The proposed approach involves developing an inference cost model. This model harmonizes with the flash memory behavior, leading to optimization in two critical areas:
- Reducing the volume of data transferred from flash
- Reading data in larger, more contiguous chunks
The proposed framework introduces two principal techniques.
- Windowing: strategically reduces data transfer by reusing previously activated neurons
- Row-column bundling: Designed for the flash memory’s sequential data access strengths, it increases the size of data chunks read from flash memory.
The gist, as quoted in the paper is : “Our integration of sparsity awareness, context-adaptive loading, and a hardware-oriented design paves the way for effective inference of LLMs on devices with limited memory.“
Think about the implications of this on Edge AI. This just pushes the boundaries of the constraints on Edge AI further. This is not just about running LLMs on iPhones. As the approach gets refined, the gamut of limited memory devices that can support LLM models will grow. And with that comes the exponential growth in innovation. I suspect that within 2-3 years, we will see decent capabilitiy LLM models being run on our phones.

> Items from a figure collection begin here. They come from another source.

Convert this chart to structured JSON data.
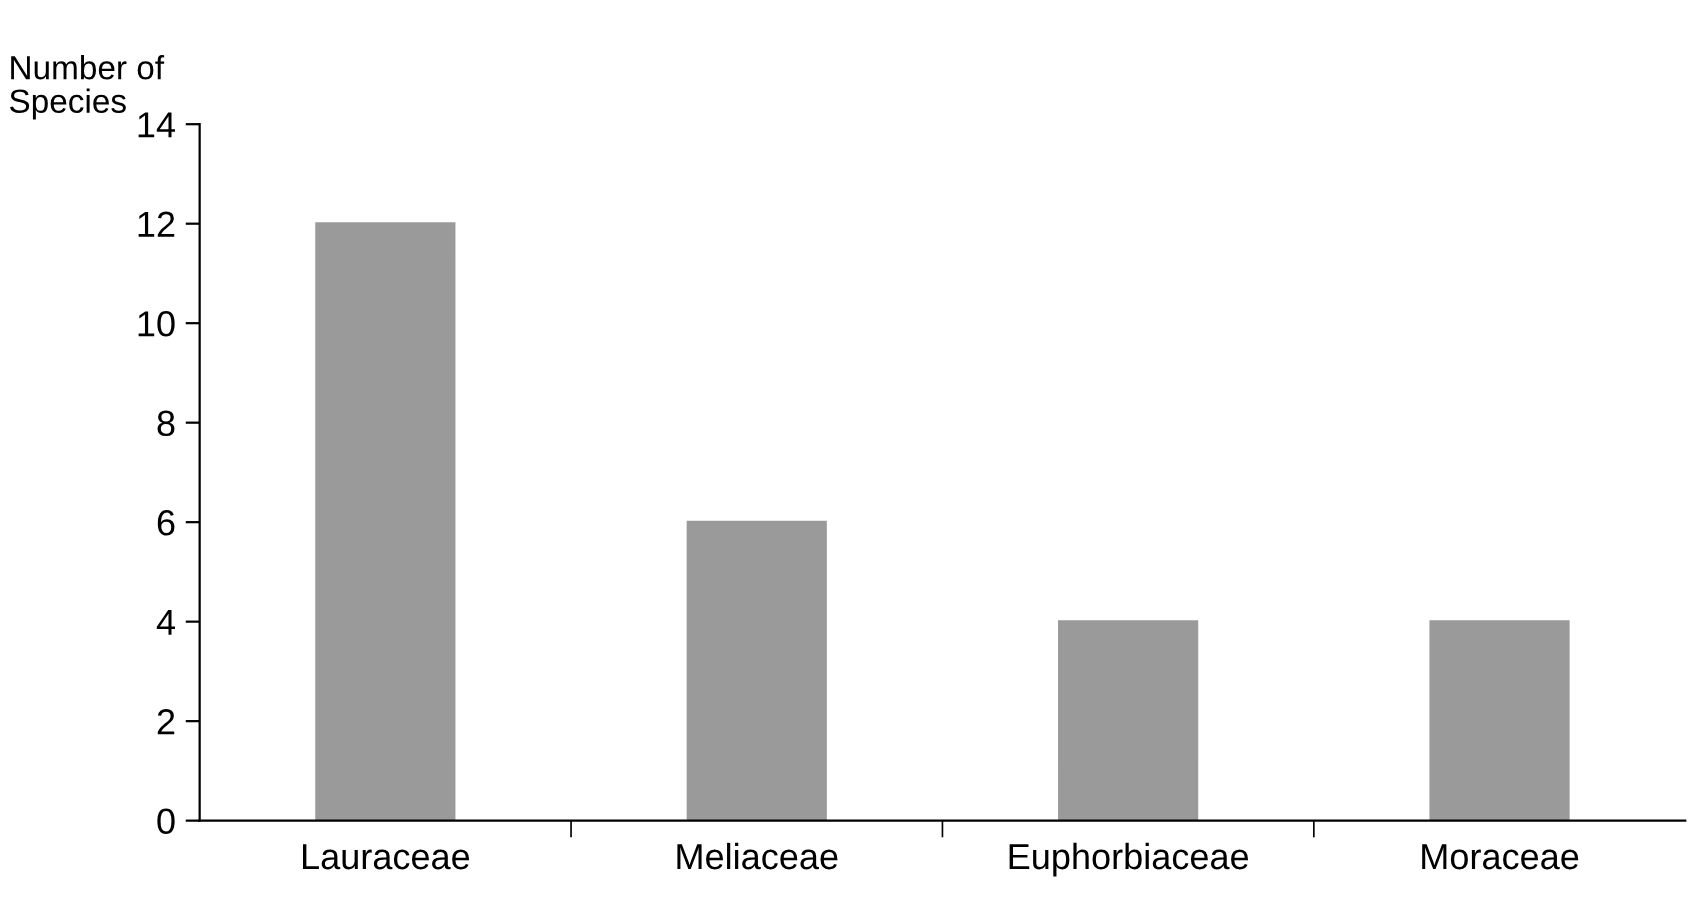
{
  "chart_data": {
    "type": "bar",
    "ylabel": "Number of\nSpecies",
    "categories": [
      "Lauraceae",
      "Meliaceae",
      "Euphorbiaceae",
      "Moraceae"
    ],
    "values": [
      12,
      6,
      4,
      4
    ],
    "color": "#9a9a9a",
    "ylim": [
      0,
      14
    ],
    "yticks": [
      0,
      2,
      4,
      6,
      8,
      10,
      12,
      14
    ],
    "grid": false,
    "legend": false
  }
}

The current resource limitations of edge devices limit the possibilities of Edge AI solutions you can design. Progress like this can help erase those limitations. The progress is now two-fold. On one hand, the resource capacity of edge devices is increasing. And now, this advance allows significantly enhanced usage of limited memory. In shop-floor operations, I can already see possibilities to create Edge AI solutions that could not have been designed before. LLM models running on mobile devices on warehousing and manufacturing floors can help organizations take another leap in their digital transformation journey. The opportunities extend beyond operations into marketing.
There has never been a better time to live than now for anyone excited about such advances in AI.